Seria um acervo de sentimentos? Sendo abstrata, portanto antinarrativa, esta série contraria a própria ideia de literatura a um nível mais abrangente. Mas também o romance moderno, com seu ímpeto realista, embora não abandone a história, ainda assim aproxima-se da autorreferência, buscando por vezes não significar nada além de si mesmo. Proust admirava a objetividade de Flaubert, que sonhava, sabe-se, em escrever uma história sobre nada — um livro indiferente, forma pura, sem comentários nem argumentos, realizado em sua própria aparição. Na Tentação ele está por inteiro no campo simbólico, mas também a heroica simplicidade de Antão contraria tanto a riqueza poética da narrativa quanto os seus inúmeros argumentos teológicos. De resto, a sucessão frenética de eventos acaba por esvaziar o seu conteúdo, como ensina-nos a teoria do sublime: um excesso de forma gera confusão mental — e não seria o acúmulo de imagens uma forma de encantar-nos ao além do intelecto, gerando uma prosa que negligencia a informação em prol da estética? Herberto Helder preferia os romances que chamava de máquinas interrogativas. Respostas são secundárias — perguntar é vital. Antão a todo tempo questiona a validade de suas visões. “Haverá mesmo sobre a terra semelhantes coisas?”, cogita ante o relato de Apolónio. A pergunta nasce de si, da dúvida perante o mistério da vida, abrindo o mundo à reflexão. Uma resposta não deve ser enunciada, mas sentida, para que não encerre a pergunta. No livro, as realizações mais memoráveis de Antão não são compreendidas, mas sentidas, em momentos de grande beleza. Rollins não raro falava na beleza como uma baliza à arte política, para escapar do ativismo prescritivo, da informação jornalística. Rejeitava o que via como a grosseria caricata de Georg Grosz em prol do salutar equilíbrio de William Morris. “Como fazer um trabalho de arte política que não seja negativo, mas lindo, e belo? É muito mais difícil.”[4] Há um pendor pedagógico em toda a sua prática, embora as obras não sejam didáticas — melhor que ensinar o espectador é dar-lhe a oportunidade de, ele próprio, ensinar-se.

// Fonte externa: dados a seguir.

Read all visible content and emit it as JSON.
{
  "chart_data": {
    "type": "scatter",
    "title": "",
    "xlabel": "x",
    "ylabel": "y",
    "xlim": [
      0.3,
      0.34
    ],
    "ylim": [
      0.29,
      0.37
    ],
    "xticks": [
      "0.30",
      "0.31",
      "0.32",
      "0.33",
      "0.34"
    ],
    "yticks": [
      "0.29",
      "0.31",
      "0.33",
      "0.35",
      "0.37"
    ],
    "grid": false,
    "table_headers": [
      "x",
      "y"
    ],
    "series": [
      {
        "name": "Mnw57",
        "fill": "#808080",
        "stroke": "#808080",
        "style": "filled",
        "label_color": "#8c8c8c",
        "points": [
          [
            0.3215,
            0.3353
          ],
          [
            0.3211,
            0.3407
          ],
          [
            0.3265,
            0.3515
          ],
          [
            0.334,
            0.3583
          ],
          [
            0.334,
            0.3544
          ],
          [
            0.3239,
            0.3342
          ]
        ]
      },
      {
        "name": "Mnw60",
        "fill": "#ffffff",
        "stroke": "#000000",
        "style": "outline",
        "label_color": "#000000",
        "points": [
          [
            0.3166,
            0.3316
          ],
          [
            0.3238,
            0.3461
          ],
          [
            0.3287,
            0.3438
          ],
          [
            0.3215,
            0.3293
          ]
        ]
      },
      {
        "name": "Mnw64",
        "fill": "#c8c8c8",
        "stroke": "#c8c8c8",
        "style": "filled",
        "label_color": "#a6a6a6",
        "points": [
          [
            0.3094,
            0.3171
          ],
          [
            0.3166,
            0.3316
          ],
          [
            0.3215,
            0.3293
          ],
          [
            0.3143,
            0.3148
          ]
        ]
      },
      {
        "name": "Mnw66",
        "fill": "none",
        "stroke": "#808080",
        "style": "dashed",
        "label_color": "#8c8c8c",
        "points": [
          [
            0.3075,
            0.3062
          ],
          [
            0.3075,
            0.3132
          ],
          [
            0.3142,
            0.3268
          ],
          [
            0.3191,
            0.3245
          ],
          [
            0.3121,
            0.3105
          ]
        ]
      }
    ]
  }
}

A exposição The Temptation of Saint Anthony, de Tim Rollins & KOS, é um projeto de UPPERCUT e está patente no Buraco até dia 6 de dezembro, dia em que decorrerá a primeira sessão de Serviço Educativo, desenhada por Lea Managil.
[1] Flaubert, Gustave. (2023). A Tentação de Santo Antão. Minotauro, p. 76.
[3] Id., ibid.
[4] Id., ibid.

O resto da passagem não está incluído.